但這使人稍稍安慰的局勢並沒有持續多長時間。在高大鑽塔旁邊,來自油田的鑽井隊長找到了劉欣。
「劉博士,有三分之二的井位不能再鑽了!」他在鑽機和高壓泵的轟鳴聲中大喊。
「你開什麼玩笑!我們現在必須在火場上大量增加注水孔!」
「不行!那些井位的井壓都在急劇增大,再鑽下去要井噴的!」
「你胡說!這兒不是油田,地下沒有高壓油氣層,怎麼會井噴!」
「你懂什麼!我要停鑽撤人了!」
劉欣憤怒地抓住隊長滿是油污的衣領:「不行!我命令你鑽下去!不會有井噴的!
聽到了嗎?不會!」
話音未落,鑽塔方向傳來了一聲巨響,兩人轉頭望去,只沉重的鑽孔封瓦成兩半飛了出來,一股黃黑色的濁流嘶鳴著從井口噴出,濁流中,折斷的鑽桿七零八落地飛出。
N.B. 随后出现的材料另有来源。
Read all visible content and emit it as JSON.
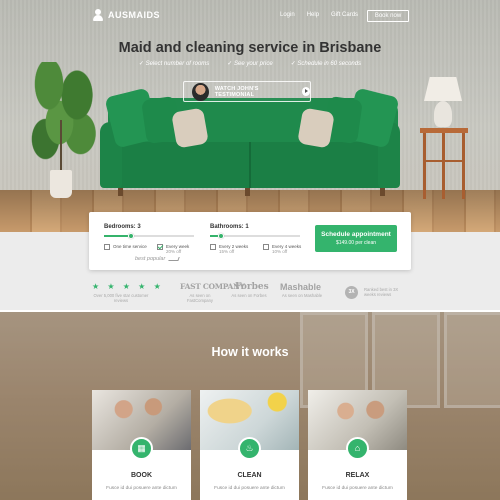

在人們的驚叫聲中,那股濁流的色調漸漸變淺,這是由於其中泥沙含量減少的緣故。後來它變成了雪白色,人們明白了這是注入地下的水被地火加熱後變成的高壓蒸汽!劉欣看到了司鑽的屍體被掛在鑽塔高高的頂端,在白色的蒸汽衝擊下瘋狂地搖晃,時隱時現。而鑽台上的另外三個工人已不見蹤影!
更恐怖的一幕出現了,那條白色的巨龍的頭部脫離了同地面的接觸,漸漸升起,最後白色蒸汽全部升到了鑽塔以上,彷彿橫空出世的一個白髮魔鬼,而這魔鬼同地面的井口之間,除了破損的井架之外竟空無一物!只能聽到那可怕的嘯聲,以至於幾個年輕工人以為井噴停了,猶豫地向鑽台邁步,但劉欣死死抓住了他們中的兩個,高喊:「不要命了!過熱蒸汽!」
在場的工程師們很快明白了眼前這奇景的含義,但讓其他人理解並不容易。同人們的常識相反,水蒸氣是看不到的,人們看到的白色只是水蒸氣在空氣中冷凝後結成的微小水珠。而水在高溫高壓下會形成可怕的過熱蒸汽,其溫度高達四五百度!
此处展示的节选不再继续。